When an employer doesn’t follow up, employee reviews become less significant. An employee might start to become complacent because they know their goals won’t be measured or checked, and as such, your management team will lose credibility. Following up shows that you mean business and you want your employees to grow.
As you already may know, remote performance reviews can be more challenging than traditional ones. While technology does a great job at keeping us connected, it can be harder to express ourselves or set goals through a screen. And, it can be difficult to measure the performance of an employee you haven’t seen face-to-face in months.
So, how do you measure an employee’s performance when they’re working remotely? Managers should keep an eye on the following:
- Virtual communication: Effective remote work relies on good communication. If an employee is regularly checking emails, promptly responding to chat requests, and is always open to jump on a call, then they have the right attitude.
- Self-motivation and discipline: Working remotely requires the ability to get more done with less oversight. This is easy to measure by setting goals and monitoring progress toward those goals during the given timeframe. If an employee is still able to hit—or even exceed—these goals while working remotely, you can assume they excel in this area.
- Online presence and participation: How active is the team member in your team messaging software? Do they contribute regularly in virtual meetings? Figure out how to quantify “active participation” in a way that is meaningful to your business, and not just an arbitrary metric to track.
- Client reviews: While working remotely can feel completely different to working in an office, the world keeps moving and clients expect the same great service.
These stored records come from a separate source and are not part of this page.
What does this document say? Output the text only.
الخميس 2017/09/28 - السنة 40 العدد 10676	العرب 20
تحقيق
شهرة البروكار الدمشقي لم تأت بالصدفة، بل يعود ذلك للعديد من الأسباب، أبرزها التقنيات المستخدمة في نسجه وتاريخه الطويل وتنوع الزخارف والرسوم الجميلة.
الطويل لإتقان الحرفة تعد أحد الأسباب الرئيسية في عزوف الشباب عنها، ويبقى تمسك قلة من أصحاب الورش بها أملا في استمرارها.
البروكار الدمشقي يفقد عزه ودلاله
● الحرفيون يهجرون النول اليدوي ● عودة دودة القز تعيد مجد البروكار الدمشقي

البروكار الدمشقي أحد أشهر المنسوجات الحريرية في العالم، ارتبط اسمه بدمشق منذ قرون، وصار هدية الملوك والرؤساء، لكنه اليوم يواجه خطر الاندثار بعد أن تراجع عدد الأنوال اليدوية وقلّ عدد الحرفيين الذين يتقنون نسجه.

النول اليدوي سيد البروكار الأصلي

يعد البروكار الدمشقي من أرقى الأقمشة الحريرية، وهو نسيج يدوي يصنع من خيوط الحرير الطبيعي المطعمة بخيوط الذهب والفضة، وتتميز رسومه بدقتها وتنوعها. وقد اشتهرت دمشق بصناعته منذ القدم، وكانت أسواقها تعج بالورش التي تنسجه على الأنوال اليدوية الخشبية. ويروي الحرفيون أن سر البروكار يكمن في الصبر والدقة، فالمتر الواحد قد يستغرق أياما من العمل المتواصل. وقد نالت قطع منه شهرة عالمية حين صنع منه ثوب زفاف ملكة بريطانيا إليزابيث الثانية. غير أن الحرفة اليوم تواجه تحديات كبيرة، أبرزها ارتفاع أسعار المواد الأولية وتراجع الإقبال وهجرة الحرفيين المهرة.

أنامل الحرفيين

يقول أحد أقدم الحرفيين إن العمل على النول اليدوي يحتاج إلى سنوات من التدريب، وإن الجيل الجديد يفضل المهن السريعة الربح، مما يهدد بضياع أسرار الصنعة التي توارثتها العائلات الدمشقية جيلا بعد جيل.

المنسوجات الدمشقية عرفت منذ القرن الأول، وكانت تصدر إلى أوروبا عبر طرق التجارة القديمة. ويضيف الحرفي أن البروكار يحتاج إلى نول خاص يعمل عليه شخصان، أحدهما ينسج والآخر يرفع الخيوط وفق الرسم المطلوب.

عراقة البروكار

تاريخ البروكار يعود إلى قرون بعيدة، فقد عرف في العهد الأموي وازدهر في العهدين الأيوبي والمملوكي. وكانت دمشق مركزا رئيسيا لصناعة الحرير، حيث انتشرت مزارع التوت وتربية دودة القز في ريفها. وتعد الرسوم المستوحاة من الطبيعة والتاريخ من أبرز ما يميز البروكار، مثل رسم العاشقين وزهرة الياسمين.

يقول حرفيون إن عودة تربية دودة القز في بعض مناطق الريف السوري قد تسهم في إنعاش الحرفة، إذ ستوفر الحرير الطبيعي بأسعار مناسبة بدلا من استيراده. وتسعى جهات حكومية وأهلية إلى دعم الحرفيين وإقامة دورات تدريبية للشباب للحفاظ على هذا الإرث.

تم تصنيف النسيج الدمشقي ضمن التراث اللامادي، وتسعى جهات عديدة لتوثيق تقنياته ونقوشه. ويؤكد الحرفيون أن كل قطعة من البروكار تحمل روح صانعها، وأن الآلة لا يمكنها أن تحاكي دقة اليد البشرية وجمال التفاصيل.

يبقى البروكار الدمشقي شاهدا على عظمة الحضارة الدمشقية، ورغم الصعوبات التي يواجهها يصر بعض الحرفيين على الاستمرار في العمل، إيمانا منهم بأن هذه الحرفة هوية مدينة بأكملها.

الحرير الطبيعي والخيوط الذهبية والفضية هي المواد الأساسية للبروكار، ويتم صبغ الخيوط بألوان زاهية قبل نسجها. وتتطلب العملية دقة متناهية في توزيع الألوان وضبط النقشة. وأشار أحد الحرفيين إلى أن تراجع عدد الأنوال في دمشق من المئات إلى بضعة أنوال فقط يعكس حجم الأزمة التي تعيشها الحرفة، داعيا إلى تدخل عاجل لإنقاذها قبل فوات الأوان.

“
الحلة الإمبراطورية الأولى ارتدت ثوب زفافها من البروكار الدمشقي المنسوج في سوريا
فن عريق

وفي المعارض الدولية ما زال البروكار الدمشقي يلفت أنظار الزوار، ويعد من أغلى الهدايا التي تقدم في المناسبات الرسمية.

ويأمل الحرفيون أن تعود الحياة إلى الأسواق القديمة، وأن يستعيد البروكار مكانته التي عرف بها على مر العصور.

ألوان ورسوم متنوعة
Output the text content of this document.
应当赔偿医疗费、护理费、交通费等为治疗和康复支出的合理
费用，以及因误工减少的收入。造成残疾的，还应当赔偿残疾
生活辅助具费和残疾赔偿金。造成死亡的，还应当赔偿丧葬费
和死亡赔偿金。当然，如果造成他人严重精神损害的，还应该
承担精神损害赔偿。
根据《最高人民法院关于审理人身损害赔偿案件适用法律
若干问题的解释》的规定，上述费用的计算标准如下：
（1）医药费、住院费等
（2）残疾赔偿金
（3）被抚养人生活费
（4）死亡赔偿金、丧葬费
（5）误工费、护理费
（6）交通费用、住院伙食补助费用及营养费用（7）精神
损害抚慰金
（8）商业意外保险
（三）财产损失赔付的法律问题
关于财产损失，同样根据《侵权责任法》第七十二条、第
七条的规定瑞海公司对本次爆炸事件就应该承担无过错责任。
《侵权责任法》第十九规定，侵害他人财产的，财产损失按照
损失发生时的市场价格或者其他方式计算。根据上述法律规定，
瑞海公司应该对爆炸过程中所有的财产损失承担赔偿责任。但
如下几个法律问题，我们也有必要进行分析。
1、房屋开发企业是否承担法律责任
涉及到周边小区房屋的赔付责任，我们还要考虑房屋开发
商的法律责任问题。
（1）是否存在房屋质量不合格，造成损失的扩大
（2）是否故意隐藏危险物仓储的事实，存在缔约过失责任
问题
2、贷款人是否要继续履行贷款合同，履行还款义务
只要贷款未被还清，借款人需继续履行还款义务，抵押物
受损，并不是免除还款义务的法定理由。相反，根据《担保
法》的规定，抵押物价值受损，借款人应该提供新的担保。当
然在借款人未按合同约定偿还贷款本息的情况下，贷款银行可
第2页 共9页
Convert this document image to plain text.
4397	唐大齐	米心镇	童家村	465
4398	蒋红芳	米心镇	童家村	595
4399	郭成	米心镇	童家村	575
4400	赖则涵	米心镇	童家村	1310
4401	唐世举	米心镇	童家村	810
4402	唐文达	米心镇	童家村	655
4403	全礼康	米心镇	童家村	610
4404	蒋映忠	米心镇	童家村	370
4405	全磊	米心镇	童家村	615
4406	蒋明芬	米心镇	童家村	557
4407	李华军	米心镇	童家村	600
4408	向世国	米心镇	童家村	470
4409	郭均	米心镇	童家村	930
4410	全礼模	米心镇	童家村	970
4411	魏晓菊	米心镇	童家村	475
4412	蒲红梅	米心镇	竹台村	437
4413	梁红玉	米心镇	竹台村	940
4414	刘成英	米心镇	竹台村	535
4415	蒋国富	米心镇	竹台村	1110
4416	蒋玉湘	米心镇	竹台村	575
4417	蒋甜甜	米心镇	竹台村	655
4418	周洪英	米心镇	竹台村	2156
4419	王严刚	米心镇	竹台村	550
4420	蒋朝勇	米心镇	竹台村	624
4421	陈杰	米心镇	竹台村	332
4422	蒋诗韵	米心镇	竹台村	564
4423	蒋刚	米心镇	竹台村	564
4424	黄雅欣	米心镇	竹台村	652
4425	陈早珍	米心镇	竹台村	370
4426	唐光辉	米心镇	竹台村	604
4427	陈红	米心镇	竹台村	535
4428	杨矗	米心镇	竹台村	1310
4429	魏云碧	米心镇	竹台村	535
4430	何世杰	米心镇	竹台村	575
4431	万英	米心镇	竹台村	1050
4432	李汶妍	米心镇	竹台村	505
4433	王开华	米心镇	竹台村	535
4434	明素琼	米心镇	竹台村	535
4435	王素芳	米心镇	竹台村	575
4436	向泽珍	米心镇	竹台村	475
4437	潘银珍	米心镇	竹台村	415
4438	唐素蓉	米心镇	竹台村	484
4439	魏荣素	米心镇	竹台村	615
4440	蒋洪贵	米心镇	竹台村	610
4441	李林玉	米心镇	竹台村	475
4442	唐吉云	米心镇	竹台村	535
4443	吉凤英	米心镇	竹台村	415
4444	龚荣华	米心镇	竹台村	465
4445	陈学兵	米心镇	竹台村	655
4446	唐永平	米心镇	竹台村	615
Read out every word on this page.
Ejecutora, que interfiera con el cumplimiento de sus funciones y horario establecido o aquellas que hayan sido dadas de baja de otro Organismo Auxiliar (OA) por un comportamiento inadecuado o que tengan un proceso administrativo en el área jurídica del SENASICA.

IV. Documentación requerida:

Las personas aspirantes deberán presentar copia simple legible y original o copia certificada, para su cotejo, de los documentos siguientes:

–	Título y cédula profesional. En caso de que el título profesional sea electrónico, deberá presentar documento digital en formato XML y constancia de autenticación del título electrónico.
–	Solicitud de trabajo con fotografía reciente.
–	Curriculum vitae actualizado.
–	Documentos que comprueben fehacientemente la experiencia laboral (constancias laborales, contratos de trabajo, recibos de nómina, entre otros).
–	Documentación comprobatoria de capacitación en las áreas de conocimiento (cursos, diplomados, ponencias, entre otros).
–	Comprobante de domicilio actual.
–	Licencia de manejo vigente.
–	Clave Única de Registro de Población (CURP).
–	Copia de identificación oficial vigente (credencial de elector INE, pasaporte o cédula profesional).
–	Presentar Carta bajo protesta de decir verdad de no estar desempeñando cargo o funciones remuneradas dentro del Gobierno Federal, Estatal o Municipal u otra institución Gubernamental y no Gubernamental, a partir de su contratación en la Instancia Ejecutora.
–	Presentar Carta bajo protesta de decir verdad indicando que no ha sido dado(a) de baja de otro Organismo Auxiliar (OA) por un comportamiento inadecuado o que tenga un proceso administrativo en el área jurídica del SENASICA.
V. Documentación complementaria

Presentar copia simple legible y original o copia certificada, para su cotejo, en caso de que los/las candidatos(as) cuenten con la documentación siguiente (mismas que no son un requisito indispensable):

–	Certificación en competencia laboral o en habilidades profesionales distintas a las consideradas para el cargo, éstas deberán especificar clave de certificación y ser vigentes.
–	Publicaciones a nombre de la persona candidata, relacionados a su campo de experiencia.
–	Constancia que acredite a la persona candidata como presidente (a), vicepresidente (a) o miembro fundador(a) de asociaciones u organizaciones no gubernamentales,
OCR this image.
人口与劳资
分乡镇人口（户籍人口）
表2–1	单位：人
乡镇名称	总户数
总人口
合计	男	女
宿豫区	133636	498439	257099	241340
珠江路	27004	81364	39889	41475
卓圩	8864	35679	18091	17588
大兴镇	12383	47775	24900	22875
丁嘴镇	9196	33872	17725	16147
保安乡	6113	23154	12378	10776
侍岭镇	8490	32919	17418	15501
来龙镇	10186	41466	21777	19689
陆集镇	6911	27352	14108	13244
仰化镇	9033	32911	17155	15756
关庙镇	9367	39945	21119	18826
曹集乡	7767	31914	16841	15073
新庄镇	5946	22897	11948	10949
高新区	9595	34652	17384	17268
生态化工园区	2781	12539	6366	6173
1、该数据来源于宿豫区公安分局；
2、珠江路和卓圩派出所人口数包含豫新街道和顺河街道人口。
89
Luckily, client reviews can measure an employee’s performance. If an employee’s client reviews are continuing to be positive, your employee demonstrates the ability to maintain high standards while working remotely.
Remote performance reviews will differ from traditional ones. It might feel like another experience entirely. Instead of sitting in a meeting room, you’ll be conducting the review over video call and will need to ensure you both have a good connection and a focused remote workspace. All forms will need to be completed and returned via email, and you should use screen sharing to ensure you’re both looking in the same place.
Employee review template for small businesses: Build yours today
You might not love the idea of conducting a performance assessment. However, the more seriously you treat a performance review, the better the results will be. When employees can see that their managers want them to work hard, learn new skills, and be happy in the workplace, they will develop a better work ethic and enjoy what they do.
Employee reviews don’t have to be frightening. Start early and give them the time and effort they deserve, and you’ll reap the rewards. And with our easy-to-adapt template, you’ll be on your way to more objective, meaningful performance reviews in no time.